Another embodiment of the portable phone is shown in FIGS. 4 and 5. Like the previous embodiment, the phone 2 b also has an antenna 12 b, a speaker 14 b, and a microphone 16 b. This phone 2 b is a folding phone, having a first section 20 b and a second section 22 b that are rotatably attached using a hinge 24 b. The manufacture of folding phones of this type is well known in the art.
A phone of this type is usually opened before it is used. FIG. 4 shows the phone 2 b open, while FIG. 5 shows the phone 2 b closed. When the phone 2 b is open, the primary display 6 b and keypad 10 b are accessible to the user. The primary display 6 b and the keypad 10 b may also be accessed when the phone is closed by opening the phone, or they may be covered by the first and second sections 20 b and 22 b, thus protecting them.
The phone 2 b is preferably adapted to detachably attach to a user 18, as shown in FIG. 3, using an attaching mechanism 4 b. As described for the previous embodiment, the attaching mechanism 4 b may be provided in various forms without departing from the inventive concepts herein. Preferably, the phone 2 b is adapted to attach to a user 18 when the phone 2 b is closed. In the embodiment shown in FIG. 5, the auxiliary display 8 b is located near the hinge 24 b; however, the location and orientation of the auxiliary display 8 b is in part dictated by the design of the attaching mechanism 4 b. Whichever way the phone 2 b is adapted to attach to a user, the auxiliary display 8 b is located on the phone so that its displayed information is oriented in such a way as to be readable by the user 18 when the phone 2 b is properly attached, as FIG. 3 illustrates. The auxiliary display 8 b operates in this embodiment as described for the previous embodiment.
FIG. 6 shows another embodiment of the phone. In this embodiment, like the others, the phone 2 c preferably has a keypad 10 c, an antenna 12 c, a speaker 14 c, and a microphone 16 c.

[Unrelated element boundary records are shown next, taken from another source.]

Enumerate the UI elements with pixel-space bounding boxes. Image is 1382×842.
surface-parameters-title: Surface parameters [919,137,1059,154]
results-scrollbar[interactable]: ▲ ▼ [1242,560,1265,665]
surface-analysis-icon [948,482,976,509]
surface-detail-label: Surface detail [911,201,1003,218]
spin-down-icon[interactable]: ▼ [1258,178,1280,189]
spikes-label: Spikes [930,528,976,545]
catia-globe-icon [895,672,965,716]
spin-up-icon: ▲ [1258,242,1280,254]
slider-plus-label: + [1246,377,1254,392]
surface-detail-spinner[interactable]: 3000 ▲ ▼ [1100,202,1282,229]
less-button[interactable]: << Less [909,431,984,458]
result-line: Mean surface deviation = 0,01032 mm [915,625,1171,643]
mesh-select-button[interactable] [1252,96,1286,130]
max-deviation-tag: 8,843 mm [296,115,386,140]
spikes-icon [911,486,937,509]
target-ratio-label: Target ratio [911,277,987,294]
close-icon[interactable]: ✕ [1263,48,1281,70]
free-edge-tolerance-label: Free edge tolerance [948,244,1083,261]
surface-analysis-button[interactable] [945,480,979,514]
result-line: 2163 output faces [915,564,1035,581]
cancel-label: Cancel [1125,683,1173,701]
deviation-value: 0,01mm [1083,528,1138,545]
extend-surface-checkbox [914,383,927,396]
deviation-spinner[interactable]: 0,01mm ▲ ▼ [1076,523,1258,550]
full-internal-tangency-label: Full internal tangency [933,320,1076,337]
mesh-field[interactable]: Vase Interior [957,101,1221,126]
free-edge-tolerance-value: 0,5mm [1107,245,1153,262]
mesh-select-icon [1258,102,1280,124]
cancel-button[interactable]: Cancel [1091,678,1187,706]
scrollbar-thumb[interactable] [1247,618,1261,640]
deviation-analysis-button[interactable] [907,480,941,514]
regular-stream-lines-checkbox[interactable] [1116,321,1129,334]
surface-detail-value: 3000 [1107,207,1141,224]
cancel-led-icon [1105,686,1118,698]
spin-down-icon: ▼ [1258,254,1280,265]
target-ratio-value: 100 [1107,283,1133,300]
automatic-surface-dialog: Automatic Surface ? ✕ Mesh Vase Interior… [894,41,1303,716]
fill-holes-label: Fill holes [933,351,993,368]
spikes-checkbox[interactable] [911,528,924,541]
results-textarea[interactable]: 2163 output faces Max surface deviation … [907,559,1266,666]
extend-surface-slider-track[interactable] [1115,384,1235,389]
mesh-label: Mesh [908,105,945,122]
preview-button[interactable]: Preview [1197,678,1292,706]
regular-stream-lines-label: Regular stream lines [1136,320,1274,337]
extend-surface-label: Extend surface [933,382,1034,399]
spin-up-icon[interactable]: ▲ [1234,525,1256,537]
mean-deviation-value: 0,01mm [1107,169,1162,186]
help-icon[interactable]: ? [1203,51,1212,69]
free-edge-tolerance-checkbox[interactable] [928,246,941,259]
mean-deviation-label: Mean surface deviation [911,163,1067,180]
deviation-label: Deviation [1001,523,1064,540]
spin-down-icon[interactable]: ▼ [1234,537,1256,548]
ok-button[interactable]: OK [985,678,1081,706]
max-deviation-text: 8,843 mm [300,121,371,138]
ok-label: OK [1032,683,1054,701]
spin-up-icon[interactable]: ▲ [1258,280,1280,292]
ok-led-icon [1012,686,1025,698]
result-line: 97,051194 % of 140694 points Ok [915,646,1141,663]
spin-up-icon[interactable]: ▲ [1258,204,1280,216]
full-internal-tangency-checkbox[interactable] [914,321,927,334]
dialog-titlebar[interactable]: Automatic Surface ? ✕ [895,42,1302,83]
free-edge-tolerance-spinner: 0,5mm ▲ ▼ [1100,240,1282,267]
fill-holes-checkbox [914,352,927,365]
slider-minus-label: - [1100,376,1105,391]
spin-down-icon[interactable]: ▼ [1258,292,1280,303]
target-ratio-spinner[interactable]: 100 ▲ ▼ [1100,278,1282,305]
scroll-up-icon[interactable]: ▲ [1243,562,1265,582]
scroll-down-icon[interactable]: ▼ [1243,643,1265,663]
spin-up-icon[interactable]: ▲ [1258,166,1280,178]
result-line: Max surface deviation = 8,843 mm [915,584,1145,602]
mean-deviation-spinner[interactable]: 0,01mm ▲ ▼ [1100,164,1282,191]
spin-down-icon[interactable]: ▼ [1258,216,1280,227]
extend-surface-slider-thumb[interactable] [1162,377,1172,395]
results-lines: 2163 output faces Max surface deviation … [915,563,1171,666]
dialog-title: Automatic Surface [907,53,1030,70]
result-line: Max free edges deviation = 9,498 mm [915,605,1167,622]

This embodiment of the phone 2 c, however, has a single display 26 c that has a first portion 28 c and a second portion 30 c. The first portion 28 c and the second portion 30 c of the display 26 c operate as described for the primary display and the auxiliary display, respectively, in the previous two embodiments. The second portion 30 c thus preferably shows caller ID information for incoming calls. Also, the phone 2 c is adapted to attach to a user 18 as described for the first embodiment.
When the phone 2 c is properly attached to a user 18, the second portion 30 c of the display 26 c is oriented so that the user 18 can read it while standing upright without adjusting the phone. The first portion 28 c of the display 26 c is not readable by the user 18, unless the user 18 contorts the user's body into an unnatural position or manually adjusts the phone 2 c so that the first portion 28 c faces the user—using, for example, the pivoting capabilities of the attaching mechanism 4 c.
A portable phone having an auxiliary display that is readable when attached to a user has thus been disclosed. It will be apparent, however, that various changes may be made to the phone without departing from the spirit and scope of the invention, the structure hereinbefore described being merely preferred or exemplary embodiments thereof. Therefore, the invention is not to be restricted or limited except in accordance with the following claims and their legal equivalents.